The proposed solution involves moving logic out of prose and into runtime, implementing explicit state transitions and validation checkpoints. This approach ensures that the Large Language Model is treated as a component within a larger architecture rather than the system itself. By adopting this structure, developers can achieve recursive composability, a property currently lacking in prompt-based AI systems but fundamental to traditional software scaling through libraries and modules. The argument posits that code all the way down exposes predictable behaviour, enabling local reasoning that prose-based prompts cannot replicate.
While useful for narrow tasks, prompts are described as non-deterministic, weakly specified, and difficult to verify when applied to broader operational contexts. The discussion occurs within the context of software engineering and artificial intelligence, specifically focusing on the limitations of current prompting techniques for complex workflows. The author draws a sharp distinction between the reliability of software logic and the inherent uncertainty of relying on elaborate prompt chains to manage complex state changes.

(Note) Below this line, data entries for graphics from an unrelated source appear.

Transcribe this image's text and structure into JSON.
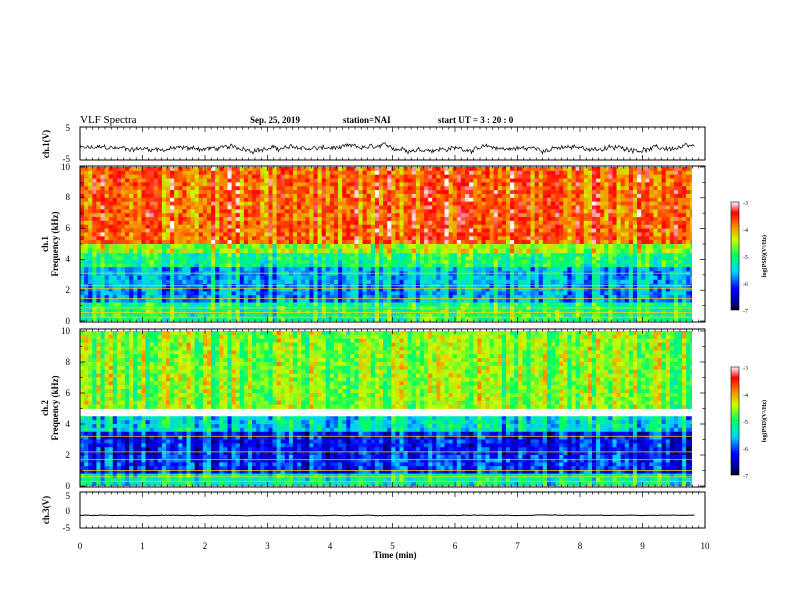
{
  "header": {
    "title": "VLF Spectra",
    "date": "Sep. 25, 2019",
    "station": "station=NAI",
    "start_ut": "start UT =  3 : 20 : 0"
  },
  "chart_data": [
    {
      "type": "line",
      "name": "ch1-waveform",
      "ylabel": "ch.1(V)",
      "ylim": [
        -5,
        5
      ],
      "yticks": [
        "5",
        "-5"
      ],
      "xlim": [
        0,
        10
      ],
      "duration_min": 9.83,
      "baseline_v": -1.5,
      "noise_v": 1.2,
      "color": "#000000"
    },
    {
      "type": "heatmap",
      "name": "ch1-spectrogram",
      "ylabel": "ch.1\nFrequency (kHz)",
      "ylim": [
        0,
        10
      ],
      "yticks": [
        "0",
        "2",
        "4",
        "6",
        "8",
        "10"
      ],
      "xlim": [
        0,
        10
      ],
      "duration_min": 9.83,
      "colorbar": {
        "label": "log(PSD)(V²/Hz)",
        "range": [
          -7,
          -3
        ],
        "ticks": [
          "-3",
          "-4",
          "-5",
          "-6",
          "-7"
        ]
      },
      "bands_khz": [
        {
          "from": 5.0,
          "to": 10.0,
          "level": -3.7
        },
        {
          "from": 4.4,
          "to": 5.0,
          "level": -4.5
        },
        {
          "from": 3.5,
          "to": 4.4,
          "level": -5.0
        },
        {
          "from": 2.4,
          "to": 3.5,
          "level": -5.6
        },
        {
          "from": 1.2,
          "to": 2.4,
          "level": -5.7
        },
        {
          "from": 0.0,
          "to": 1.2,
          "level": -5.0
        }
      ],
      "lines_khz": [
        0.25,
        0.55,
        0.85,
        1.45,
        2.1,
        2.3,
        3.1
      ]
    },
    {
      "type": "heatmap",
      "name": "ch2-spectrogram",
      "ylabel": "ch.2\nFrequency (kHz)",
      "ylim": [
        0,
        10
      ],
      "yticks": [
        "0",
        "2",
        "4",
        "6",
        "8",
        "10"
      ],
      "xlim": [
        0,
        10
      ],
      "duration_min": 9.83,
      "colorbar": {
        "label": "log(PSD)(V²/Hz)",
        "range": [
          -7,
          -3
        ],
        "ticks": [
          "-3",
          "-4",
          "-5",
          "-6",
          "-7"
        ]
      },
      "bands_khz": [
        {
          "from": 5.0,
          "to": 10.0,
          "level": -4.6
        },
        {
          "from": 3.5,
          "to": 4.5,
          "level": -5.4
        },
        {
          "from": 2.0,
          "to": 3.5,
          "level": -6.2
        },
        {
          "from": 0.8,
          "to": 2.0,
          "level": -6.1
        },
        {
          "from": 0.0,
          "to": 0.8,
          "level": -5.2
        }
      ],
      "lines_khz": [
        0.3,
        0.6,
        1.0,
        1.7,
        2.2,
        3.2
      ]
    },
    {
      "type": "line",
      "name": "ch3-waveform",
      "ylabel": "ch.3(V)",
      "ylim": [
        -5,
        5
      ],
      "yticks": [
        "5",
        "0",
        "-5"
      ],
      "xlim": [
        0,
        10
      ],
      "duration_min": 9.83,
      "baseline_v": -1.5,
      "noise_v": 0.12,
      "color": "#000000"
    }
  ],
  "xaxis": {
    "label": "Time (min)",
    "ticks": [
      "0",
      "1",
      "2",
      "3",
      "4",
      "5",
      "6",
      "7",
      "8",
      "9",
      "10"
    ]
  }
}
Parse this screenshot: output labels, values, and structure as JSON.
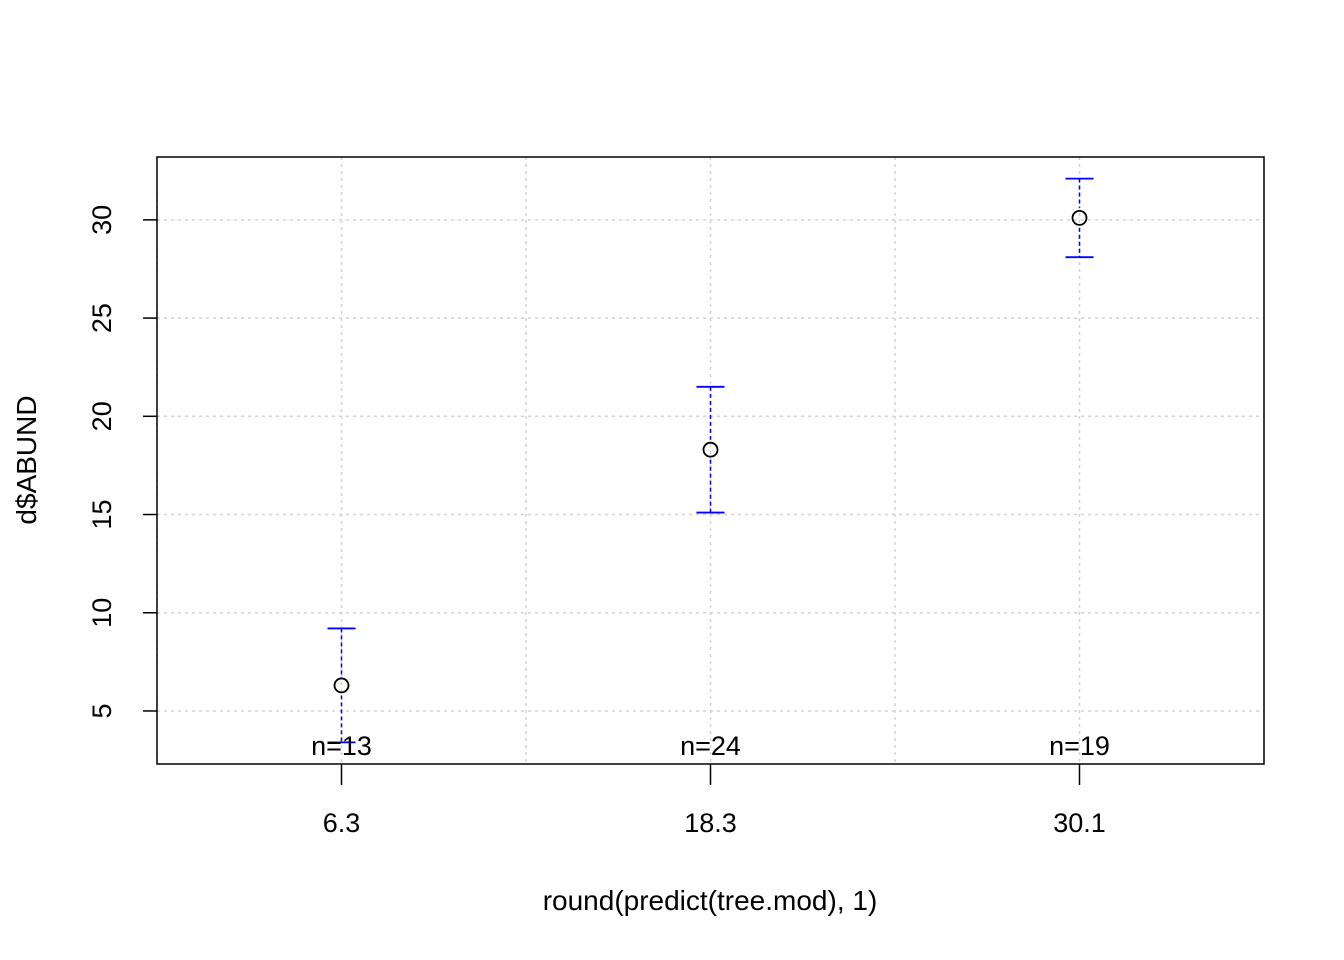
{
  "chart_data": {
    "type": "scatter",
    "xlabel": "round(predict(tree.mod), 1)",
    "ylabel": "d$ABUND",
    "categories": [
      "6.3",
      "18.3",
      "30.1"
    ],
    "series": [
      {
        "means": [
          6.3,
          18.3,
          30.1
        ],
        "ci_lower": [
          3.4,
          15.1,
          28.1
        ],
        "ci_upper": [
          9.2,
          21.5,
          32.1
        ],
        "n_labels": [
          "n=13",
          "n=24",
          "n=19"
        ]
      }
    ],
    "xlim": [
      0.5,
      3.5
    ],
    "ylim": [
      2.3,
      33.2
    ],
    "yticks": [
      5,
      10,
      15,
      20,
      25,
      30
    ],
    "grid": true,
    "colors": {
      "ci": "#0000ff",
      "point": "#000000",
      "grid": "#d3d3d3",
      "axis": "#000000"
    }
  }
}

The article notes that deterministic orchestration is only half the battle in building robust systems. In a system prone to silent failure, an agent without aggressive error detection is just a fast way to reach the wrong conclusion. The text emphasises that without programmatic verification, the lack of explicit validation checkpoints leaves the system vulnerable to errors that go unnoticed until they cause significant downstream issues.

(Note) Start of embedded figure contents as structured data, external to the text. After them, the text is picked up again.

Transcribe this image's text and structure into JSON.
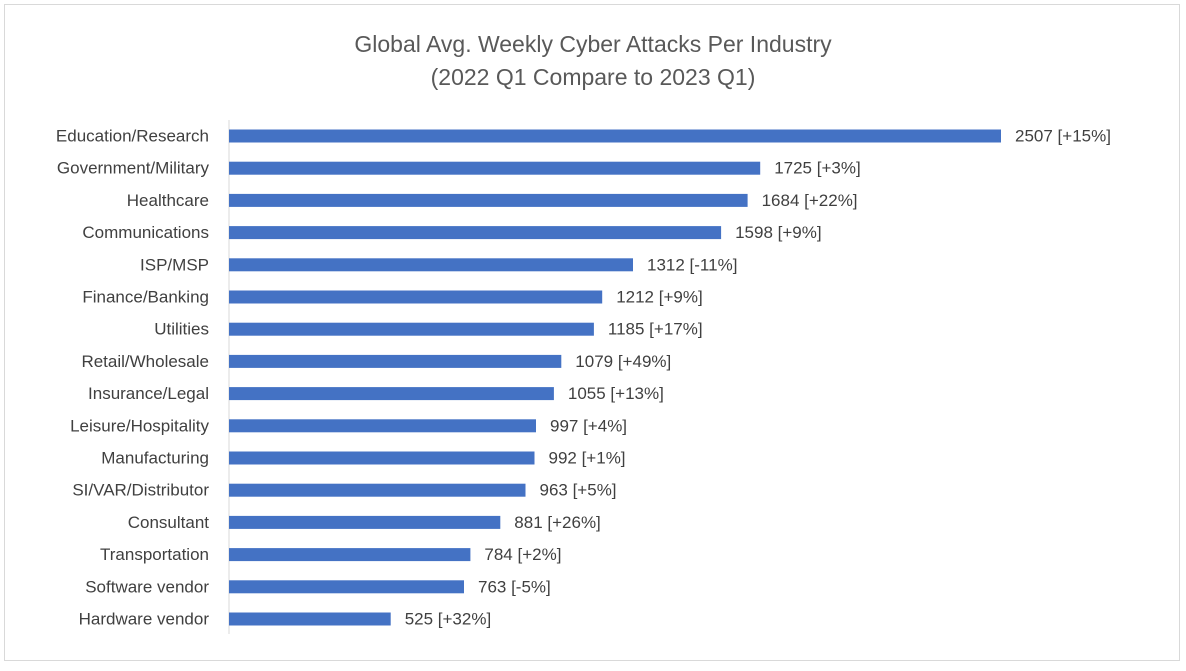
{
  "chart_data": {
    "type": "bar",
    "orientation": "horizontal",
    "title": "Global Avg. Weekly Cyber Attacks Per Industry",
    "subtitle": "(2022 Q1 Compare to 2023 Q1)",
    "categories": [
      "Education/Research",
      "Government/Military",
      "Healthcare",
      "Communications",
      "ISP/MSP",
      "Finance/Banking",
      "Utilities",
      "Retail/Wholesale",
      "Insurance/Legal",
      "Leisure/Hospitality",
      "Manufacturing",
      "SI/VAR/Distributor",
      "Consultant",
      "Transportation",
      "Software vendor",
      "Hardware vendor"
    ],
    "values": [
      2507,
      1725,
      1684,
      1598,
      1312,
      1212,
      1185,
      1079,
      1055,
      997,
      992,
      963,
      881,
      784,
      763,
      525
    ],
    "data_labels": [
      "2507 [+15%]",
      "1725 [+3%]",
      "1684 [+22%]",
      "1598 [+9%]",
      "1312 [-11%]",
      "1212 [+9%]",
      "1185 [+17%]",
      "1079 [+49%]",
      "1055 [+13%]",
      "997 [+4%]",
      "992 [+1%]",
      "963 [+5%]",
      "881 [+26%]",
      "784 [+2%]",
      "763 [-5%]",
      "525 [+32%]"
    ],
    "xlim": [
      0,
      2507
    ],
    "grid": false,
    "bar_color": "#4472c4",
    "text_color": "#404040",
    "title_color": "#595959",
    "axis_color": "#d9d9d9"
  }
}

Although the specific nature of the three options available without programmatic verification is not explicitly detailed in the provided text, the urgency of the argument remains clear. The article does not provide empirical data or case studies to substantiate the claim that reliability collapses specifically at a certain threshold of complexity; this remains a theoretical assertion by the author. Similarly, the text does not specify which existing software architectures or frameworks are currently being used to implement these deterministic scaffolds, leaving the implementation details open for further industry exploration.